§ 5. — Le christianisme comme création collective.
Ici se termine notre bref exposé de l’évolution philosophique du christianisme. En parlant de ses origines, nous avons cru inutile d’examiner la question si discutée aujourd’hui de l’existence réelle de son fondateur. Que le Christ ait vécu ou non, il n’y eut sûrement aucune analogie entre l’humble prophète galiléen et le Dieu de la légende adoré par les hommes depuis deux mille ans.
Le Christ divinisé que les fidèles implorent est une création collective, puisque sa personne et ses doctrines mirent plusieurs siècles à se constituer avec les débris de divinités et de croyances antérieures. Le Dieu de nos cathédrales est une de ces divinités synthétiques, comme Minerve, Hercule ou Vénus, qui incarnèrent les vertus, les besoins, les aspirations des peuples. Tous ces dieux ne furent que des personnifications d’idées issues de nos sentiments.
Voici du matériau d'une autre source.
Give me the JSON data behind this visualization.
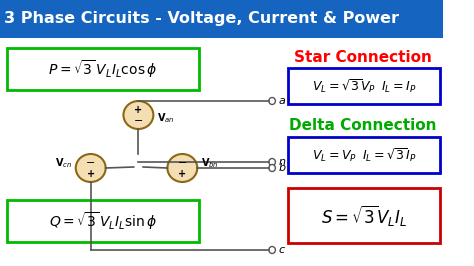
{
  "title": "3 Phase Circuits - Voltage, Current & Power",
  "title_bg": "#1565C0",
  "title_color": "#FFFFFF",
  "main_bg": "#FFFFFF",
  "star_label": "Star Connection",
  "star_color": "#FF0000",
  "delta_label": "Delta Connection",
  "delta_color": "#00AA00",
  "box_border_green": "#00BB00",
  "box_border_blue": "#0000CC",
  "box_border_red": "#CC0000",
  "box_fill": "#FFFFFF",
  "ellipse_fill": "#F5DEB3",
  "ellipse_edge": "#8B6914",
  "line_color": "#555555",
  "text_color": "#000000"
}
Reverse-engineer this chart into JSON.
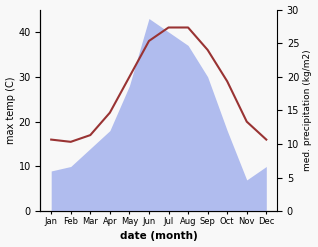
{
  "months": [
    "Jan",
    "Feb",
    "Mar",
    "Apr",
    "May",
    "Jun",
    "Jul",
    "Aug",
    "Sep",
    "Oct",
    "Nov",
    "Dec"
  ],
  "temperature": [
    16,
    15.5,
    17,
    22,
    30,
    38,
    41,
    41,
    36,
    29,
    20,
    16
  ],
  "precipitation": [
    9,
    10,
    14,
    18,
    28,
    43,
    40,
    37,
    30,
    18,
    7,
    10
  ],
  "temp_color": "#993333",
  "precip_color": "#b0bcee",
  "temp_ylim": [
    0,
    45
  ],
  "precip_ylim": [
    0,
    45
  ],
  "right_ylim": [
    0,
    30
  ],
  "temp_yticks": [
    0,
    10,
    20,
    30,
    40
  ],
  "right_yticks": [
    0,
    5,
    10,
    15,
    20,
    25,
    30
  ],
  "xlabel": "date (month)",
  "ylabel_left": "max temp (C)",
  "ylabel_right": "med. precipitation (kg/m2)",
  "background_color": "#f8f8f8"
}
Adorer une divinité n’est bien souvent qu’adorer ses rêves et par conséquent s’adorer soi-même.
Tous les dieux de l’humanité surgirent des régions inconscientes de l’âme collective, où la raison ne pénètre pas, c’est pourquoi ils dominèrent toujours la pensée des hommes et orientèrent les grandes civilisations. La logique rationnelle est impuissante contre ces indestructibles maîtres. Elle nous conseille parfois d’anéantir leurs temples sans songer qu’une logique plus haute nous obligera peut-être un jour à les rebâtir.